My son spotted these sand-covered jelly-like tubes on Howth beach at Easter. There was a deposit of them all along the beach at about 20 metres from the high tide line. They reminded me of the cases of caddis fly larvae found in fresh water. Are they an egg or larvae casing? Eoin Cotter, Dublin

These are the tubes of the sand mason, which is a type of bristle worm. Each one lives inside a protective tube made of sand grains stuck together with mucus. This sticks up from the sand at the bottom of the sea. When the worm is feeding, a crown of feathery tentacles emerges from the top and waves about, trapping any tiny food particles that are present in the water. The tentacles are quickly drawn back inside if the sand mason is disturbed. These tubes were torn loose by storms, washed up on the beach and are now devoid of their contents.
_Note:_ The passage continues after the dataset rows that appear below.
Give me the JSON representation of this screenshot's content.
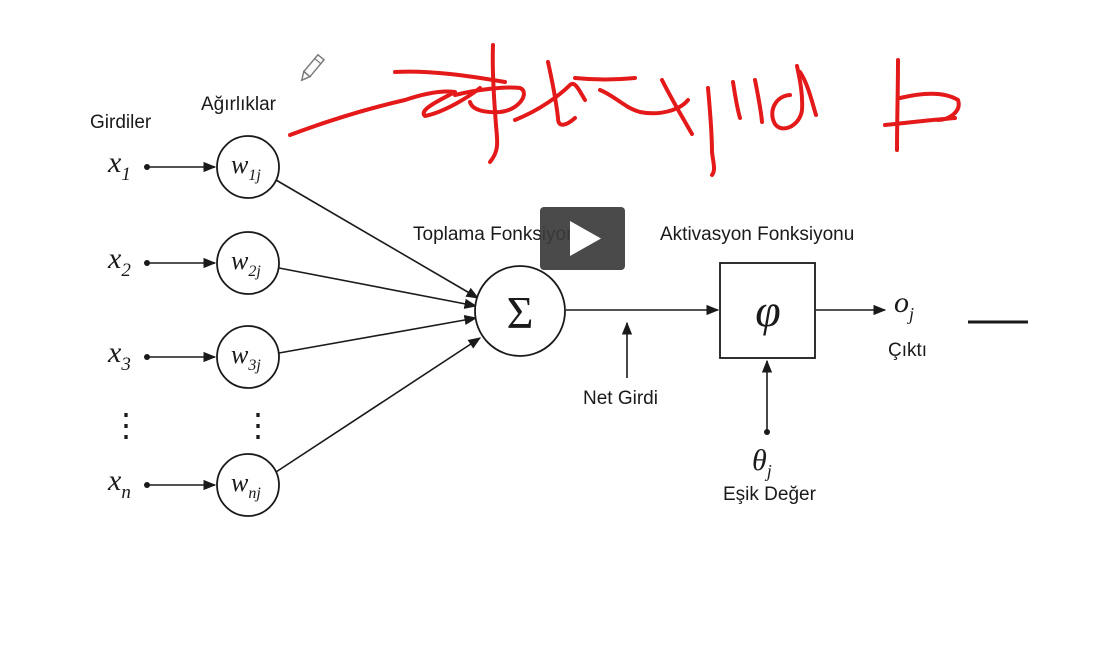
{
  "diagram": {
    "labels": {
      "inputs": "Girdiler",
      "weights": "Ağırlıklar",
      "summation": "Toplama Fonksiyonu",
      "activation": "Aktivasyon Fonksiyonu",
      "net_input": "Net Girdi",
      "output": "Çıktı",
      "threshold": "Eşik Değer"
    },
    "inputs": [
      {
        "sym": "x",
        "sub": "1"
      },
      {
        "sym": "x",
        "sub": "2"
      },
      {
        "sym": "x",
        "sub": "3"
      },
      {
        "sym": "x",
        "sub": "n"
      }
    ],
    "weights": [
      {
        "sym": "w",
        "sub": "1j"
      },
      {
        "sym": "w",
        "sub": "2j"
      },
      {
        "sym": "w",
        "sub": "3j"
      },
      {
        "sym": "w",
        "sub": "nj"
      }
    ],
    "sum_symbol": "Σ",
    "activation_symbol": "φ",
    "output_symbol": {
      "sym": "o",
      "sub": "j"
    },
    "threshold_symbol": {
      "sym": "θ",
      "sub": "j"
    },
    "ellipsis": "⋮"
  },
  "overlay": {
    "icons": [
      "pencil-icon",
      "play-icon"
    ]
  }
}
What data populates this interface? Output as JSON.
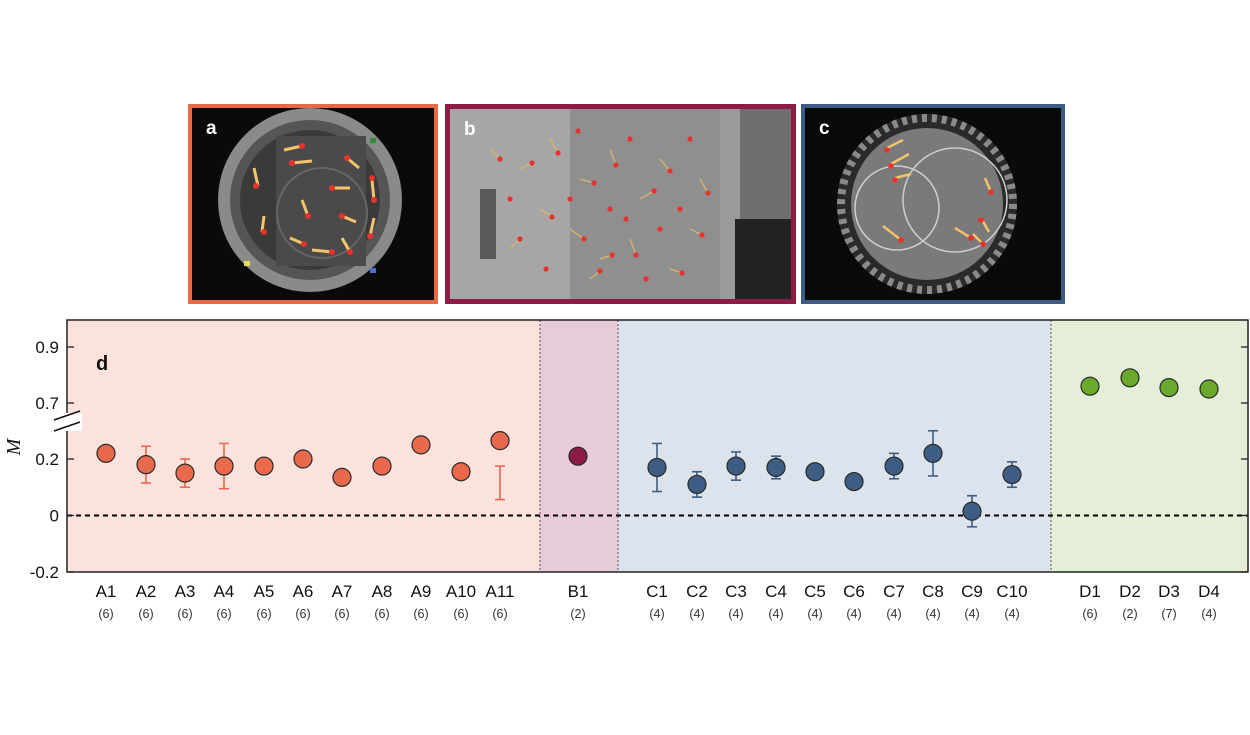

We have a plant that began growing in our garden last year. Now it has these flowers/buds on it. Any suggestions as to what it is? Jenny Hughes, Dublin

You have just acquired a native tree for your garden. This is a goat willow, Salix caprea. This species, like all willow species that grow here, is dioecious, which means that male and female flowers grow on separate trees. These are female catkins that have come out before the leaves open, which is typical of this species. They will be pollinated by wind-blown pollen from a male tree in the vicinity and produce tiny wind-dispersed seeds that colonise widely. This species is excellent for insect biodiversity.